Le prime impressioni di guida della nuova Suzuki e VITARA confermano subito la sensazione di trovarsi al volante di un SUV solido, ben costruito e intuitivo. I comandi principali si trovano d’istinto, la posizione di guida è eccellente e i sedili offrono un sostegno naturale, con regolazioni elettriche che permettono di trovare rapidamente l’assetto ideale.
Nel primo tratto autostradale, A1/A3, per un’ottantina di chilometri, la vettura ha mostrato una grande comodità di marcia. A una media di 115 km/h l’autonomia è rimasta stabile attorno al 90%, segno di un’efficienza reale e non solo dichiarata. Risalendo il passo della Ricken la percentuale è scesa, com’è normale che sia, ma la discesa ha permesso un recupero efficace grazie alla rigenerazione. Dopo 130 km complessivi, con traffico variabile e qualche colonna nel grande agglomerato di Zurigo, l’arrivo a casa è avvenuto con oltre il 65% di carica residua: dei 395 km iniziali ne restavano 265, un dato molto positivo.
La frenata è progressiva e ben modulabile, la tenuta di strada è da manuale e la climatizzazione si è dimostrata all’altezza della situazione (temperatura esterna di circa 30°, oltre due ore di guida). Ottima anche la visibilità sulla carreggiata, apprezzato il tetto panoramico.

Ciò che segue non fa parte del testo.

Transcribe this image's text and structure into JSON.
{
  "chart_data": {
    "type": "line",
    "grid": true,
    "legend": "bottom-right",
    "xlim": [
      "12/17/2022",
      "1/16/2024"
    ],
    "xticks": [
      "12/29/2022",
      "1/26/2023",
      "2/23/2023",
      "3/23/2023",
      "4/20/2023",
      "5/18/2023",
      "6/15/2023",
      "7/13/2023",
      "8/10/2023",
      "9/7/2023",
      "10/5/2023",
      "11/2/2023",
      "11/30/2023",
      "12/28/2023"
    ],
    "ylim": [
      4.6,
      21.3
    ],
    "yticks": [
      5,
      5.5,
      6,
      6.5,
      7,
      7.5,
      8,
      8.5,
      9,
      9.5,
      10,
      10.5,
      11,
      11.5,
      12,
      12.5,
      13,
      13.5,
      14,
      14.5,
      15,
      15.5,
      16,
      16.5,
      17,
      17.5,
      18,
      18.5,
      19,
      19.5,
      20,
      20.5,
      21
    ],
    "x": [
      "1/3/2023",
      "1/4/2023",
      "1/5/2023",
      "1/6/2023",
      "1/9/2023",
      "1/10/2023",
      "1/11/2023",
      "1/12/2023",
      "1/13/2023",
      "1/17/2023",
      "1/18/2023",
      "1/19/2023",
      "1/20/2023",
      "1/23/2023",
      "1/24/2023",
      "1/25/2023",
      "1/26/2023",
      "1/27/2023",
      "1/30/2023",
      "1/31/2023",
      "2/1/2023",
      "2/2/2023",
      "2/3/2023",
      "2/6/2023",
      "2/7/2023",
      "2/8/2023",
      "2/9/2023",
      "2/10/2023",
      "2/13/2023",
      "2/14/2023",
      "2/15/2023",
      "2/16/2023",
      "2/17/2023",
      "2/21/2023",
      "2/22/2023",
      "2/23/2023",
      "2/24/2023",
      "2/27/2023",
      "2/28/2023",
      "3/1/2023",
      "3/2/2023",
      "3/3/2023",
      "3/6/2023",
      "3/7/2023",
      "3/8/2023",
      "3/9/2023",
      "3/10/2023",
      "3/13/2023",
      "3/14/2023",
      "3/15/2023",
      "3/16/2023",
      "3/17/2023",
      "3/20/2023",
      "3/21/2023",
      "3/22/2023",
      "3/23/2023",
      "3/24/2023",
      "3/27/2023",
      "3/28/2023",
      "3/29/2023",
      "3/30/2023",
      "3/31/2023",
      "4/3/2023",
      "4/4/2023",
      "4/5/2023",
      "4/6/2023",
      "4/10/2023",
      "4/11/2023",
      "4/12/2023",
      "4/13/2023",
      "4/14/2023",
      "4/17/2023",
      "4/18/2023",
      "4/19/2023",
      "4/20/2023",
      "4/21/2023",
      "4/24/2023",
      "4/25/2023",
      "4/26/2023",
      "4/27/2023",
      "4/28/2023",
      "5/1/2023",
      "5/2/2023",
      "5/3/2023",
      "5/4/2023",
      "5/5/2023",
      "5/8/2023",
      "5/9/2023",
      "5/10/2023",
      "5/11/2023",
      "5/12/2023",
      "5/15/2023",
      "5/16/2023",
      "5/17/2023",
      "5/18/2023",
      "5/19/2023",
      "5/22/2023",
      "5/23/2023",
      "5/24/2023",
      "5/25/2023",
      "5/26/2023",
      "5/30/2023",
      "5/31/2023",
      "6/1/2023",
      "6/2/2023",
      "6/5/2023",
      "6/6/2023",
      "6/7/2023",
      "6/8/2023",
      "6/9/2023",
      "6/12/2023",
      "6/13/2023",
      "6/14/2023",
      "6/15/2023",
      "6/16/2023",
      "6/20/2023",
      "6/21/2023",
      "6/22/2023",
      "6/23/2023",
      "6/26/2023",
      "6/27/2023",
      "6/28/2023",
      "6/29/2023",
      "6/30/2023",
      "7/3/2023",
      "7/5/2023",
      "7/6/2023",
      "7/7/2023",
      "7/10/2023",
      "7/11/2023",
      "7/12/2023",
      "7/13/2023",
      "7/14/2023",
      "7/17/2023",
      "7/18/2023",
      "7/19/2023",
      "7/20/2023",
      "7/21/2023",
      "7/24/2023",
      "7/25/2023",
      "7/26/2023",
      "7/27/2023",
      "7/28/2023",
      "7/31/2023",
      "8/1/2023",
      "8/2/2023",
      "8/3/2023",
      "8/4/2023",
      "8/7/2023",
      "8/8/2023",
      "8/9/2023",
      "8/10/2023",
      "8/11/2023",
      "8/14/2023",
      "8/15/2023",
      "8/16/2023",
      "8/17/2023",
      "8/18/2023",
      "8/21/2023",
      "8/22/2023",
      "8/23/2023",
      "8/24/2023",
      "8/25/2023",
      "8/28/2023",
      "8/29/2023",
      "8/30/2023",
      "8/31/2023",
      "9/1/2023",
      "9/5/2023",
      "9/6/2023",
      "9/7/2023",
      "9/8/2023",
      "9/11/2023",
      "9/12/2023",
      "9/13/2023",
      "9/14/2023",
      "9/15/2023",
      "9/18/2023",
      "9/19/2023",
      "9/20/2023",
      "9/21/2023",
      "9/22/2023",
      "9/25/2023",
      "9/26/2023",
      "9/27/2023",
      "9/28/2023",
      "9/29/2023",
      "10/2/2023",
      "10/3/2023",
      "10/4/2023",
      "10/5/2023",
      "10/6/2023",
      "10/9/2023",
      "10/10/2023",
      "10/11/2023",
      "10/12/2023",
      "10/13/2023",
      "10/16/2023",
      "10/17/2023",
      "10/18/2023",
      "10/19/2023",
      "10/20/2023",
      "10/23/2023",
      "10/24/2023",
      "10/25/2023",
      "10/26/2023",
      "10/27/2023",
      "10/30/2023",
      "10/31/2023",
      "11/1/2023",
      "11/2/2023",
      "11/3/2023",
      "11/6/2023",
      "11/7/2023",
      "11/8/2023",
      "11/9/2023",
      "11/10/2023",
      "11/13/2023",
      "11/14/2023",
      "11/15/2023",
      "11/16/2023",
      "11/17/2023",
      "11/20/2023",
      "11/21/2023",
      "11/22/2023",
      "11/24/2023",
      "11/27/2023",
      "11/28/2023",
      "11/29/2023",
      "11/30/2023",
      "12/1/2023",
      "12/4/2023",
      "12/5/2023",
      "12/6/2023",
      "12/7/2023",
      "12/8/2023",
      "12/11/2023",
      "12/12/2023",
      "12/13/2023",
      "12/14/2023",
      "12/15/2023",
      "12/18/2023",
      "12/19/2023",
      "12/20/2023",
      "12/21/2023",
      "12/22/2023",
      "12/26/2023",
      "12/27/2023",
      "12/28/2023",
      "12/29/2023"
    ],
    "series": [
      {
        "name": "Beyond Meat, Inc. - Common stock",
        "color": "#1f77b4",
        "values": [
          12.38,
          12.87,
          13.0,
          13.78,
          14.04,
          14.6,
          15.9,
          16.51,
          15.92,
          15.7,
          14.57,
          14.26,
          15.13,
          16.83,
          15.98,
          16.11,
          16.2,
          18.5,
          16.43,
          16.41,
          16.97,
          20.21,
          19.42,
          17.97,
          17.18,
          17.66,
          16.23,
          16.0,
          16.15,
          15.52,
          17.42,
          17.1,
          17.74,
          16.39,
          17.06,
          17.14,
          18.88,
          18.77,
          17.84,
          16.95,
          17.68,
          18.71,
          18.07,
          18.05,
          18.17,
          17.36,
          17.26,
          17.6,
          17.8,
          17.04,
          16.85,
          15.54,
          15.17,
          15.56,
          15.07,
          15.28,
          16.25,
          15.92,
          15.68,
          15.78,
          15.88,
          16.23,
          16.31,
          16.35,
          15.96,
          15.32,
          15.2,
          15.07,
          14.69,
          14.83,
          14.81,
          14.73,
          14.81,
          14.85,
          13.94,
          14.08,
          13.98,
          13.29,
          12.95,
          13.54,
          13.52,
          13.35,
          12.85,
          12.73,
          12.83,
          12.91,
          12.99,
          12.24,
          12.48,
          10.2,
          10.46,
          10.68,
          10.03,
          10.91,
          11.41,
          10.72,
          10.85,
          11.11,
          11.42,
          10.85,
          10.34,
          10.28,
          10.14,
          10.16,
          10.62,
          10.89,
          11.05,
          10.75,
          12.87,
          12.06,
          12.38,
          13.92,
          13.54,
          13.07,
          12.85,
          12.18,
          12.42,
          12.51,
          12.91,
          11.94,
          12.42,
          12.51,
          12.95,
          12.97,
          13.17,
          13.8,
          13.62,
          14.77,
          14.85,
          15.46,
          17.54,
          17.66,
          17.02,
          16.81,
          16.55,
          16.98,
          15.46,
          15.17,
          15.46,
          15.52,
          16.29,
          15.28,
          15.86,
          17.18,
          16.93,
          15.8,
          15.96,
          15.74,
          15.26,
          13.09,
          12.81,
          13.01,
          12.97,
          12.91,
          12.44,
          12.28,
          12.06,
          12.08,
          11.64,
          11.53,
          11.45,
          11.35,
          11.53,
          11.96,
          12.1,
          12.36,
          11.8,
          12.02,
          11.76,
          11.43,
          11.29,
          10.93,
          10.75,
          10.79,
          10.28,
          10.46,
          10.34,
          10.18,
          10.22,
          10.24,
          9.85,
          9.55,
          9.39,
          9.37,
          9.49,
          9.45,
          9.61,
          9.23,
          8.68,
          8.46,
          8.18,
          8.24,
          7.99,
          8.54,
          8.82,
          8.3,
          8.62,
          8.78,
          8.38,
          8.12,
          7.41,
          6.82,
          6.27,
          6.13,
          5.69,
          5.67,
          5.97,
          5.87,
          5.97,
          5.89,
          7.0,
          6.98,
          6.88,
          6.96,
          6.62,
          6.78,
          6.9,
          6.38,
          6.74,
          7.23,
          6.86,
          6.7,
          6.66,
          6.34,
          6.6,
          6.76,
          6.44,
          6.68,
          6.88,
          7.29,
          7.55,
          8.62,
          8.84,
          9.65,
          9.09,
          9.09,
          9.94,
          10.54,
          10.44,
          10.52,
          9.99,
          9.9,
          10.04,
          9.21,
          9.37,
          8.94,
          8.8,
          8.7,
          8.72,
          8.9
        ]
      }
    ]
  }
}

Queste prime sensazioni si inseriscono in un contesto tecnico importante: la e VITARA è il primo SUV 100% elettrico e 100% 4×4 del marchio, sviluppato sulla piattaforma BEV dedicata HEARTECT‑e. Le proporzioni restano quelle tipiche dei SUV compatti Suzuki, con passo lungo da 2.700 mm e un’impostazione robusta che combina elementi high‑tech – come il frontale chiuso e i fari MATRIX LED – con la tradizione fuoristradistica del marchio.
L’abitacolo conferma la volontà di offrire un’esperienza moderna e intuitiva. La grande area display integra lo schermo centrale da 10,1” con Apple CarPlay wireless e Android Auto, la strumentazione digitale da 10,25” e il sistema 360° View Camera. La console “flottante” con selettore shift‑by‑wire, l’illuminazione ambientale configurabile e l’impianto audio Infinity by Harman contribuiscono a un ambiente premium. I sedili posteriori scorrevoli di 160 mm aumentano la capacità del bagagliaio di oltre il 30%, rendendo la e VITARA adatta a famiglie e viaggiatori attivi.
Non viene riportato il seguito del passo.